General Motors followed in the footsteps of other carmakers who folded after President-elect Donald Trump's criticism. The actions of the carmakers after Trump's rebukes display the power that the United States president wields when it comes to business decisions and the U.S. economy.
CNBC reported that GM promised to add and retain 1,500 jobs in the U.S. The addition reflects the carmakers willingness to contribute to the Trump's effort to boost the labor market and cooperate with the new administration.
Trump has been criticizing manufacturers, particularly carmakers that have previously disclosed plans to expand their businesses in other countries outside of the U.S. such as Mexico. The president-elect supports protectionist ideas when it comes to the U.S. economy and trade.
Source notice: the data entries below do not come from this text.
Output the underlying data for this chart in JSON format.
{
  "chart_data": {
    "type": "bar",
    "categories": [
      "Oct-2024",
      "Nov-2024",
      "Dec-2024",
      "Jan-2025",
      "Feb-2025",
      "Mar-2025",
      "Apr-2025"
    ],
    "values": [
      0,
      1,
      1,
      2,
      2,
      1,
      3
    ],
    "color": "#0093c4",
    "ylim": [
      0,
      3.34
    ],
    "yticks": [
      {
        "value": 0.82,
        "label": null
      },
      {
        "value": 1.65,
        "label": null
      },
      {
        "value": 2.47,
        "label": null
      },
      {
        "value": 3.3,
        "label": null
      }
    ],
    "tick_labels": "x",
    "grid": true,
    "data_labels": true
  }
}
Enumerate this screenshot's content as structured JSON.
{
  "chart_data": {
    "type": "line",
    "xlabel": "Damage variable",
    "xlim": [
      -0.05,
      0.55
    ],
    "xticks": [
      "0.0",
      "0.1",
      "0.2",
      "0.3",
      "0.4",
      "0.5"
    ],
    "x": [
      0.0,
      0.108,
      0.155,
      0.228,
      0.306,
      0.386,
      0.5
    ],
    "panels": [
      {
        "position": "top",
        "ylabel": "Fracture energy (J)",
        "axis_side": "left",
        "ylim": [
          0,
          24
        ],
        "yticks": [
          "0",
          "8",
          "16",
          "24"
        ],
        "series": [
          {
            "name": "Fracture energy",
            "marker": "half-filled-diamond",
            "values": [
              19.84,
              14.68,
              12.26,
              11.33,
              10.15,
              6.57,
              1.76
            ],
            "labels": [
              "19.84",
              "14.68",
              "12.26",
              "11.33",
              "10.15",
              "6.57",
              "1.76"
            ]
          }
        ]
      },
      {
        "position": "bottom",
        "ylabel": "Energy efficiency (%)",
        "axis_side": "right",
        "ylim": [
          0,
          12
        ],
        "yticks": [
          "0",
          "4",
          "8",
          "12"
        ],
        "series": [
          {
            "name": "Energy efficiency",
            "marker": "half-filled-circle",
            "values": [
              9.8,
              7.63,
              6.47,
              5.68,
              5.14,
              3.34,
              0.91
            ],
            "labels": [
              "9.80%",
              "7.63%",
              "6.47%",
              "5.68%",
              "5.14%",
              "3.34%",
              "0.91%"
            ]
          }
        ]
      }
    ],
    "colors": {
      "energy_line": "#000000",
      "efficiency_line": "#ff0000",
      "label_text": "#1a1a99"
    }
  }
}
GM has boasted that it is planning to invest $1 billion in the U.S. As with Ford and Fiat Chrysler, GM said that the investment was already on the table, denying that Trump's criticism has something to do with the business decision.
CNET reported that another foreign carmaker that has announced an investment in the U.S. is Hyundai. The Korean carmaker promised that its investment in the U.S. will balloon by more than 50% than originally planned.
GM's investments will cover new vehicles, technology and certain car parts that will be created and manufactured in the U.S. The news comes after Trump threatened foreign carmakers with 35% import tax should they sell cars in the U.S. that are manufactured in a different country.
Aside from the 1,500 jobs that will be added and retained in the country, GM also boasted that it will create about 5,000 jobs in a span of years. It is not clear what the impact will be on other countries of the decisions to invest more in the U.S. Following Trump's bullying, manufacturers may be forced to pull back investments in other country just to be on good terms with the president-elect.
Jobs & Hire previously reported that Trump praised Ford and Fiat Chrysler after the carmakers decided to invest more in the U.S.